While American Idiot transformed tenured punk-poppers Green Day into an Important Rock Band, they thankfully tempered the record's spirited topical vagaries with some of their patented melodic vigor. In other words, their beat-on-the-brat tuneage went a long way towards making their browbeating verbiage palatable. "Know Your Enemy", unfortunately, doesn't do listeners any such favors. Billie Joe & co. turn the song's title-- a perfectly fine piece of timeless sloganeering-- into the sort of uninspired oi-flavored rallying cry that anchors hundreds of listless, politically aware punk tunes. With Butch Vig now behind the boards, the group's certainly not at a loss when it comes to retaining their radio-friendly high-gloss sheen. The shininess of the track, however, serves to emphasize its pedantic stiffness. Maybe this song sounds better as part of 21st Century Breakdown's album-spanning narrative, but as a stand-alone single, it's nothing more than a rote protest song preaching to the converted.

— David Raposa


Tuesday, April 21, 2009

Ann Arbor, Mich., six-piece NOMO generally gets branded as an Afrobeat and stateside funk descendent that tweaks their heavy horn-and-rhythm jams with electronic and gamelan undercurrents.
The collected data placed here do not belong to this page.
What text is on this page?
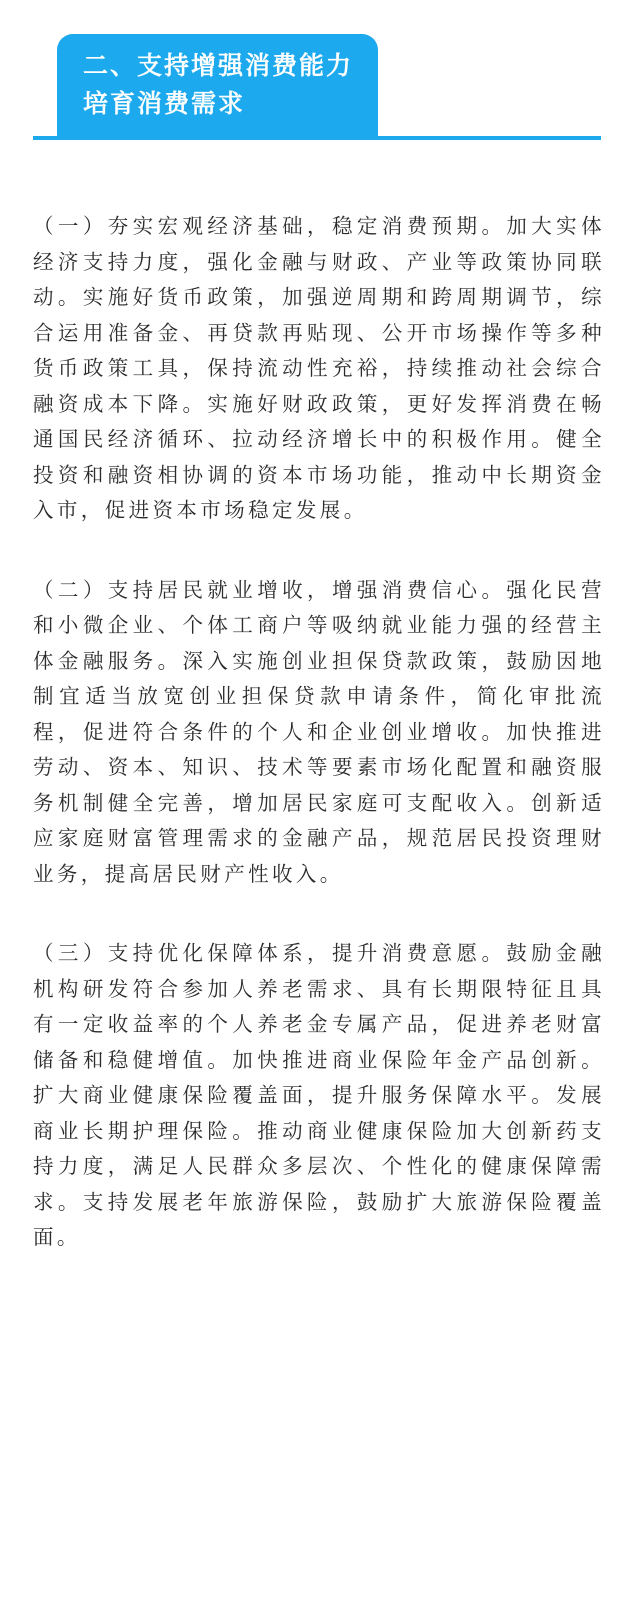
二、支持增强消费能力
培育消费需求
（一）夯实宏观经济基础，稳定消费预期。加大实体经济支持力度，强化金融与财政、产业等政策协同联动。实施好货币政策，加强逆周期和跨周期调节，综合运用准备金、再贷款再贴现、公开市场操作等多种货币政策工具，保持流动性充裕，持续推动社会综合融资成本下降。实施好财政政策，更好发挥消费在畅通国民经济循环、拉动经济增长中的积极作用。健全投资和融资相协调的资本市场功能，推动中长期资金入市，促进资本市场稳定发展。
（二）支持居民就业增收，增强消费信心。强化民营和小微企业、个体工商户等吸纳就业能力强的经营主体金融服务。深入实施创业担保贷款政策，鼓励因地制宜适当放宽创业担保贷款申请条件，简化审批流程，促进符合条件的个人和企业创业增收。加快推进劳动、资本、知识、技术等要素市场化配置和融资服务机制健全完善，增加居民家庭可支配收入。创新适应家庭财富管理需求的金融产品，规范居民投资理财业务，提高居民财产性收入。
（三）支持优化保障体系，提升消费意愿。鼓励金融机构研发符合参加人养老需求、具有长期限特征且具有一定收益率的个人养老金专属产品，促进养老财富储备和稳健增值。加快推进商业保险年金产品创新。扩大商业健康保险覆盖面，提升服务保障水平。发展商业长期护理保险。推动商业健康保险加大创新药支持力度，满足人民群众多层次、个性化的健康保障需求。支持发展老年旅游保险，鼓励扩大旅游保险覆盖面。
Allegiant to reputation, then, "Crescent" opens with a gamelan loop, beaten bits of metal percolating in a miniature pattern that creates a warm ripple of distortion when it peaks. But where you'd normally expect big beats and brass to drop, NOMO delivers shaking shells and a stunted flute scale, rising stepwise before plunging suddenly. The band builds on that foundation with the patience and diligence of a high-rise construction crew-- a wood block and faint handclaps enter here, a thick bassline and staccato electronics join there. Not to be outdone, the flutes mirror this additive process, multiple tracks of the same gentle tone twining around the meter and through one other. The track continually swells but fades just before it has a chance to burst, the various tiny pings and melodies seeping out of the mix one by one. It's not the most immediate NOMO track you'll hear, and it’s not the one that will send people into fits of dancing live. But "Crescent" proves this is a band playing with a bigger deck than imagined, and-- bearing traces of Duke Ellington and Neu! along the way-- they've learned how to deal it slowly.